Calculate total percentage of a Explorer.Dataframe.group_by

bill64k · March 28, 2023, 6:23pm

My dataframe contains a knowledge graph showing a person’s proficiency level for a given skill (person, skill, proficiency). I would like to show the count of a person at a specific proficiency level and the percentage of this count to the total knowledge graph of the person.

For example: Edward Smarts has 129 total proficiencies, 79 of those proficiencies are at skill level == 4. The percentage of his proficiency skills at level 4 is 0.6124.

My working code uses multiple interim dataframes to bring the information together, but I am looking for a more optimized method. I made several attempts at summarise_by but could not get it to produce the results desired. Appreciate any suggestions? I am still learning the power of Livebook and the Explorer library.

total_profs_by_person =
  df
  |> DF.group_by(["person"])
  |> DF.summarise(total: count(person))
  |> DF.arrange(desc: total)

grouped = DF.group_by(df, ["person", "level"])

sme_count_by_person =
  grouped
  |> DF.summarise(count: count(level))
  |> DF.arrange(desc: count, asc: person)
  |> DF.filter(level == 4)

sme_percentage =
  DF.join(sme_count_by_person, total_profs_by_person)
  |> DF.mutate(percentage: count / total)
  |> DF.select(["person", "total", "level", "count", "percentage"])
  |> DF.arrange(desc: percentage)

imkleats · March 28, 2023, 9:26pm

I would probably use a pivot to have a column per level. Then you’re simply dividing one column by the sum of a set of columns.

bill64k · March 28, 2023, 10:41pm

Is that a pivot_wider on level? Still trying to understand the differences of group_by and pivot_longer/wider. Can I do that on the original df without needing the interim group_bys?

imkleats · March 28, 2023, 11:07pm

Sorry for giving you a too-terse first answer, but I’m glad you followed up.
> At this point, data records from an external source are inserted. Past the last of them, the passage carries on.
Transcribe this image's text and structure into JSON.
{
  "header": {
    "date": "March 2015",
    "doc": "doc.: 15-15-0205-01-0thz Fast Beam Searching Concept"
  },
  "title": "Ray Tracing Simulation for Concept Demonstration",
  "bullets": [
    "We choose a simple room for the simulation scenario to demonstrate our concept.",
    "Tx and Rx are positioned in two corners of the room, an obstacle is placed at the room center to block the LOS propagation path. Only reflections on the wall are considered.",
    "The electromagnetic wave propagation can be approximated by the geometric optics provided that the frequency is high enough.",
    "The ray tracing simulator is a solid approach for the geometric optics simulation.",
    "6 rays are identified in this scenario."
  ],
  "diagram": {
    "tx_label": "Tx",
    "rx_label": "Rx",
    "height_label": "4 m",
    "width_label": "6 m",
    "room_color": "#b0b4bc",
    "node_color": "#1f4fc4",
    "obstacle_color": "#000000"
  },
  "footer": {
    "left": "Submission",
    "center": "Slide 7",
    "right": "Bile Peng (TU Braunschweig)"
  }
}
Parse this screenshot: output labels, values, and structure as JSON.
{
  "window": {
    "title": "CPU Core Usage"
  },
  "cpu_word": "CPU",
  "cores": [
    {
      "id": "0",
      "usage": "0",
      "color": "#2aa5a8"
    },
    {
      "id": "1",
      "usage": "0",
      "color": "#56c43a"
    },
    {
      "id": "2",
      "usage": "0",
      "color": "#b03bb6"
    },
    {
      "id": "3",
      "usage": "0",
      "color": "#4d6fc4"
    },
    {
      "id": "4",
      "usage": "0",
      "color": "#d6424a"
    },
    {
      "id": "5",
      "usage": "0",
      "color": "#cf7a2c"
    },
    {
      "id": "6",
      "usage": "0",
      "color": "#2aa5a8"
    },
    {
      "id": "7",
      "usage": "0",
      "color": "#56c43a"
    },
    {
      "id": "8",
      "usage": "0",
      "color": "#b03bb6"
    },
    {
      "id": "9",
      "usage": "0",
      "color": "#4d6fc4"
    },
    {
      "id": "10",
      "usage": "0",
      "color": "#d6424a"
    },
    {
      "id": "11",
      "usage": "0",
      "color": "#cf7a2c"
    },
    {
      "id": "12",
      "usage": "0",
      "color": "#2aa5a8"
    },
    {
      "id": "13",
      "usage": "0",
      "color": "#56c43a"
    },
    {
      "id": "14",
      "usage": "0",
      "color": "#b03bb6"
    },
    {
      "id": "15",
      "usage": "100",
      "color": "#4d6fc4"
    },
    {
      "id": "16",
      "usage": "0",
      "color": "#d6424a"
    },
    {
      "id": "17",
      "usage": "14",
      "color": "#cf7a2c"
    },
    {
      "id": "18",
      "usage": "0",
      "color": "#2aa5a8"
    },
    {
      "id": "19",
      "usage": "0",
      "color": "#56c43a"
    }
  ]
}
It would be pivot_wider to transform the enumerable values in your “levels” series into one column per distinct level.

I don’t think you can remove the [person, level] group by (bound to grouped), but the other (total_profs_by_person) becomes unnecessary. I think the order of operations doesn’t matter for whether the group_by is applied first or the pivot_wider is applied first, though.

(edit: when i say “doesn’t matter”, I mean the result wouldn’t be sensitive to changes. I’d probably do the group_by/count first because that reduces the size of the dataframe on which you’re applying the pivot_wider, so a minor memory optimization)

bill64k · March 29, 2023, 8:00pm

Thanks for elaborating. After weeding through much complexity, my original two step approach seems to be the most straightforward. The pivot_wider may assist, but because I am needing to pivot on the skill literal, I am hitting the roadblock that the value_from must be an integer.

imkleats · April 1, 2023, 1:30am

It’s fairly common in data analysis to need to employ dummy variables or other ways to map categorical variables to an ordinal value (i.e. natural number), so even if you’re content with your first solution, I hope you don’t mind me sharing the solution to what’s blocking you from using pivot_wider.

You could add a column/series of ones to your initial dataframe. This new column is what you’d use for the values_from argument, and your existing skill column would be the names_from argument. Then you can group your data by [person] and perform a sum aggregation to obtain the count by skills.

Alternatively, if you want to start with the [person, skill] grouping with a count aggregation, your values_from argument would be whatever new column is holding the count. This would skip the dummy column of ones & the subsequent summation.

In any case, best of luck with your learning journey!

josevalim · April 1, 2023, 7:27am

Another idea is to use select+sum for counting: sum(select(level == 4, 1, 0)).